Two Italian law scholars, G. Sartor and M. Viola, have written up a nice description and analysis, in English, of the Judge's decision convicting Google executives of “processing health data without authorization,” apparently a criminal offense. Based on their description, the decision seems like a technically incompetent one as well as having bad policy implications.
The European E-Commerce Directive, which was supposed to shield ISPs from liability for the actions of their users, was not applied by the Judge, because Google was classified as a “content provider.” Google is a “content provider” because it organizes and indexes the postings of users, and profits from that (via advertising). Thus, intermediaries according to this rule, should be held responsible for the information people exchange as long as they provide a structured way to access and interact with it. Since publication of any scale of materials is impossible without organization and labeling, this means that every user-generated content service is a content provider.

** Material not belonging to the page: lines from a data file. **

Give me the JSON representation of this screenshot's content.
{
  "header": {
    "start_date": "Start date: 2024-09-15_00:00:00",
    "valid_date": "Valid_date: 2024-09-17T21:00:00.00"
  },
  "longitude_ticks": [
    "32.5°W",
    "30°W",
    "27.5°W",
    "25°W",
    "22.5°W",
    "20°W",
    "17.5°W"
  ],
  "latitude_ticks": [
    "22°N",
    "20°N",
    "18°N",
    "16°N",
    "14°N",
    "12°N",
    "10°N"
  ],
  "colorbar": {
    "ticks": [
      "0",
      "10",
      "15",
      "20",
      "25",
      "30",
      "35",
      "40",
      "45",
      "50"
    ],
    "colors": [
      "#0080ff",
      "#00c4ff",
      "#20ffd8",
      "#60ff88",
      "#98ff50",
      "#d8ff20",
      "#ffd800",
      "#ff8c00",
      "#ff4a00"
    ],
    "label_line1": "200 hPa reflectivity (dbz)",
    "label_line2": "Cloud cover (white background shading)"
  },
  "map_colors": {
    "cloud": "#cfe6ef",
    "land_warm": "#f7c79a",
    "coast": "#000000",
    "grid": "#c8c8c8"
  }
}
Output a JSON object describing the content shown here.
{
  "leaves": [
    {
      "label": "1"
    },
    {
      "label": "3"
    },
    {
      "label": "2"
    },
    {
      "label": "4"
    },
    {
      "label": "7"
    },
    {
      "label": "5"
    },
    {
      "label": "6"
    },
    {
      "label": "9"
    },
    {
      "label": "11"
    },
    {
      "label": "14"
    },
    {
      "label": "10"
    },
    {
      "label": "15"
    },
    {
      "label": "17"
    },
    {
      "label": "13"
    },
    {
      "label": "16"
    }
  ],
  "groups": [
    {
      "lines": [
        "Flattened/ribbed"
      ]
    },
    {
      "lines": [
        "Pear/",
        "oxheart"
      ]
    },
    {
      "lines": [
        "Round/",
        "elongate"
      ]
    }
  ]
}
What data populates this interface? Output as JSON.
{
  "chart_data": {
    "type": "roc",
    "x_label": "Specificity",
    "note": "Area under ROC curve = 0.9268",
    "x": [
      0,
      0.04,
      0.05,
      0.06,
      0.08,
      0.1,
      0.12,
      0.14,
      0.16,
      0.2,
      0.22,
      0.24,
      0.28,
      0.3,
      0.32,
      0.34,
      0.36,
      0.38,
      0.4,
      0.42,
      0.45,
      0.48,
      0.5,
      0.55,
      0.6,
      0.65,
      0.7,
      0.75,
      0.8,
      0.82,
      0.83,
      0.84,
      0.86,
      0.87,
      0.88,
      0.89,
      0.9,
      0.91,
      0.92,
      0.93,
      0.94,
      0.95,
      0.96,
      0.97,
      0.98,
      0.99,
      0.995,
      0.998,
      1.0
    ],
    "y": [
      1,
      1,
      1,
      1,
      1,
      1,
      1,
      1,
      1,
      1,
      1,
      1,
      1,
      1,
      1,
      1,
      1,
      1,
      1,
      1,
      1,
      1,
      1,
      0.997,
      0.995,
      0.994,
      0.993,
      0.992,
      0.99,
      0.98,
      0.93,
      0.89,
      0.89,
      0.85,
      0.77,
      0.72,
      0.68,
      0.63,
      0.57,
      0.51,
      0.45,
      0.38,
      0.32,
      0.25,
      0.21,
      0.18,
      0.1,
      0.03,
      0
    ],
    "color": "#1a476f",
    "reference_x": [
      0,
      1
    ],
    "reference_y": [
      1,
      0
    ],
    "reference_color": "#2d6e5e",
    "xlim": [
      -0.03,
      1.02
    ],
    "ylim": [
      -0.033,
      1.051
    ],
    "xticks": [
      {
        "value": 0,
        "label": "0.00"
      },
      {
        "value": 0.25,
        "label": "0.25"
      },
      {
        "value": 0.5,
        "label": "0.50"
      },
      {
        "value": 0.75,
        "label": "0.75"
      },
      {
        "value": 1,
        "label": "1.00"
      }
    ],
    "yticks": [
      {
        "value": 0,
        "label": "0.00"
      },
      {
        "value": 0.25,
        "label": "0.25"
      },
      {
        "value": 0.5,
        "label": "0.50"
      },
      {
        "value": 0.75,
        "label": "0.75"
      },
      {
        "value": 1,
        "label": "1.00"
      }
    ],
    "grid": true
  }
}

The judge's opinion made it clear that he wished there was a law making Internet providers liable for allowing damaging actions on their networks. Always nice to inject one's legislative opinions into a case law decision… But he was forced to concede that there is no general obligation for hosting providers to monitor the contents of postings on their platforms. He was also forced to concede that it would not be feasible to monitor all posts in a UGC site. This leads to some question marks: as Sartor and Viola sum up, “The argument of the judge on this regard is a bit confusing since on the one hand, he expresses his wish for a negligence-based liability, but on the other hand, he affirms that monitoring each posting would be impossible…”
There are a lot of other subtleties and nuances there, but if you want that read the paper yourself.